Mais c'est surtout en tant que soliste, dans le concerto en sol mineur de Bach, que ce jeune interprète a démontré qu'il sera une vedette qui comptera
très fortement sur la scène du nouveau siècle. Remarquable son assurance, pas une égratinure ! c'est déjà beaucoup.
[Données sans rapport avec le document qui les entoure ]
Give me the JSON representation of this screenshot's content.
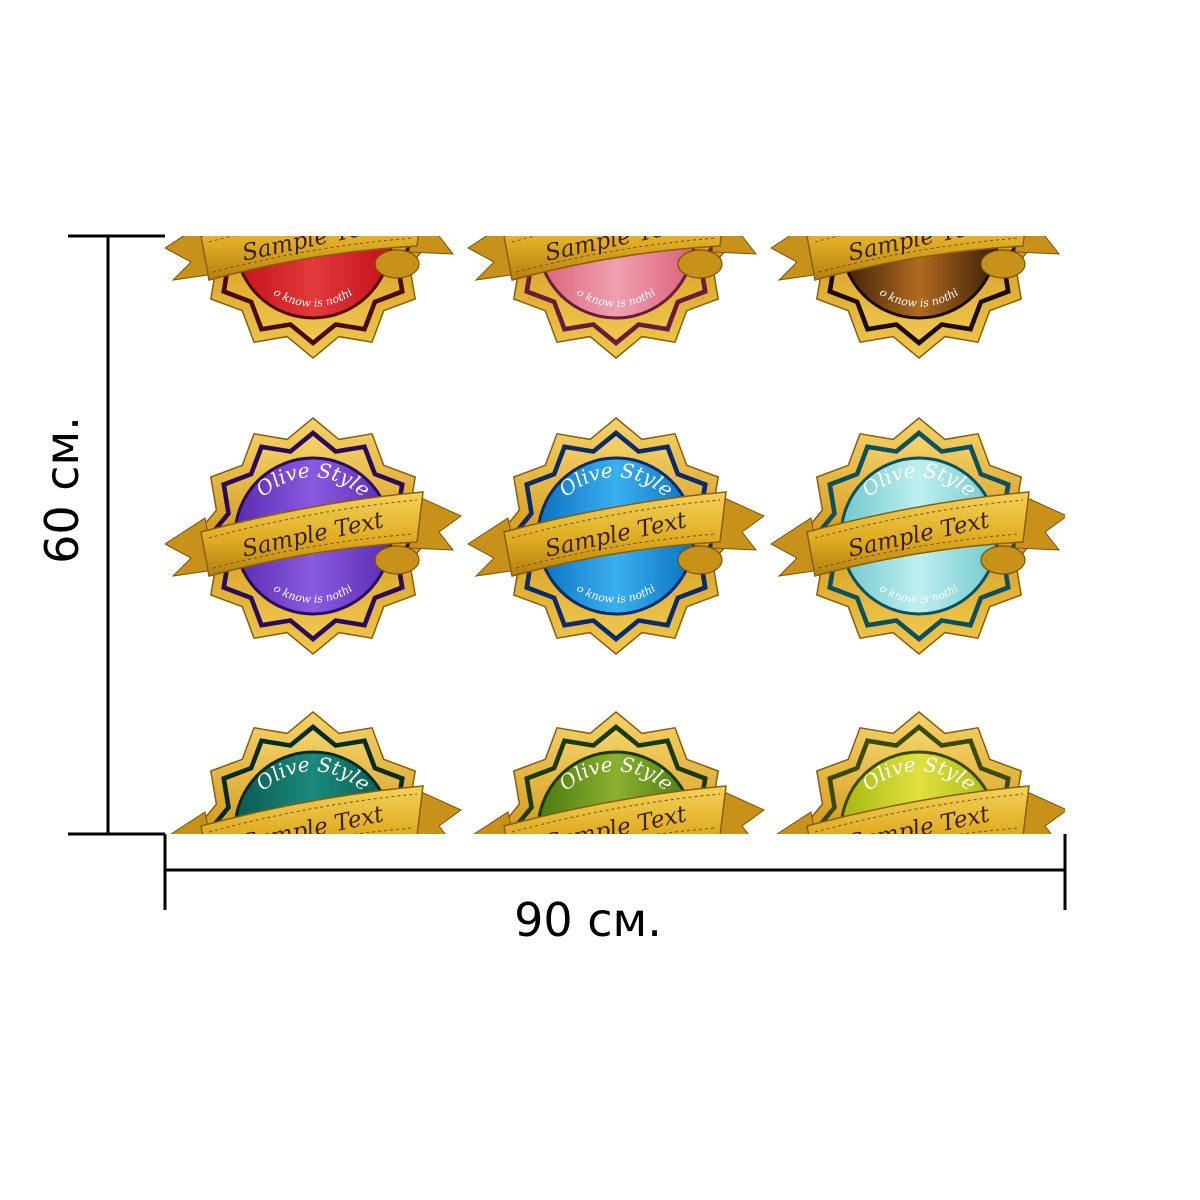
{
  "dimensions": {
    "height_label": "60 см.",
    "width_label": "90 см."
  },
  "badge_text": {
    "olive": "Olive Style",
    "sample": "Sample Text",
    "motto": "o know is nothi"
  },
  "colors": {
    "ribbon_gold": "#e8b92e",
    "ribbon_dark": "#a9770e",
    "rim_gold": "#d9a528"
  },
  "badges": [
    {
      "row": 1,
      "col": 1,
      "inner": "#c4101a",
      "inner_light": "#e23a3a",
      "ring": "#4a0a0a"
    },
    {
      "row": 1,
      "col": 2,
      "inner": "#d9607a",
      "inner_light": "#f0a0b0",
      "ring": "#6a1a3a"
    },
    {
      "row": 1,
      "col": 3,
      "inner": "#3a1e08",
      "inner_light": "#b06a20",
      "ring": "#1a0a00"
    },
    {
      "row": 2,
      "col": 1,
      "inner": "#5a2ab0",
      "inner_light": "#8a5ae0",
      "ring": "#2a0a5a"
    },
    {
      "row": 2,
      "col": 2,
      "inner": "#0a72c0",
      "inner_light": "#3ab0f0",
      "ring": "#0a2a6a"
    },
    {
      "row": 2,
      "col": 3,
      "inner": "#70c8cc",
      "inner_light": "#bfeff0",
      "ring": "#0a5060"
    },
    {
      "row": 3,
      "col": 1,
      "inner": "#0a5a52",
      "inner_light": "#1a8a7a",
      "ring": "#042a28"
    },
    {
      "row": 3,
      "col": 2,
      "inner": "#4a7a10",
      "inner_light": "#8ab030",
      "ring": "#1a3a04"
    },
    {
      "row": 3,
      "col": 3,
      "inner": "#a8b810",
      "inner_light": "#e0e040",
      "ring": "#3a4a04"
    }
  ]
}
Si dans les mouvements rapides le
jeu est encore trop legato, ne privilégiant que les accents de temps, sa recherche d'expression dans le mouvement lent est impressionnante, et son
emploi du rubato subtil "XVIII ème siècle" très beau : notamment pour les "notes décalées" entre la basse et le soprano. S'il complète cette recherche
par une étude de l'expressivité de l'étouffoir, il fera bientôt parti de ces rares "happy few" qui savent faire chanter l'instrument avec le coeur.
Le concerto pour flûte piccolo RV 444 de Vivaldi, une oeuvre que Bach a transcrite pour clavecin, achève d'impressionner le public, qui lors du
débat après le concert, posera beaucoup de question sur les registres des flûtes, sur les transcriptions et les notes de Vivaldi pour ses concertos
d'exceptions où on faisait appel à des solistes virtuoses invités plutôt qu'aux jeunes et belles violonistes de l'hospice. Dans cette conférence le
public germanique s'est montré très savant, échangeant du savoir avec un jeune Marco Scorticati, habile en allemand, et secondé par notre femme
musicologue et présentatrice ainsi que le directeur du musée.
Le Bis ne pouvait être qu'un Telemann tiré de la "Tafelmusik", en pizziccati, avec cet entrain galamment folklorique qui fait la marque
indélébile de ce génie.
Berlin. Musée des Instruments de Musique de l'Institut d'Etat, Tiergartenstrasse, le samedi 26 novembre 2006. AntonioVivaldi (1678-1741) : Concert en do mineur RV441, Concerto "la Nuit" en sol mineur" RV 104, Concerto per flautino en do majeur RV444. Georg Friedrich Haendel (1685-1759) : Sonate n°4 de l'opus V en sol majeur HWV 399. Johann Sebastian Bach (1685-1750) : Concerto en sol mineur pour clavecin BWV 1058. Estro Cromatico, Marco Scorticati, flûtes et direction. Ayaki Matsunaga, violon. Raul Orellana, viole (alto). Marco Testori, violoncelle.Davide Pozzi, clavecin.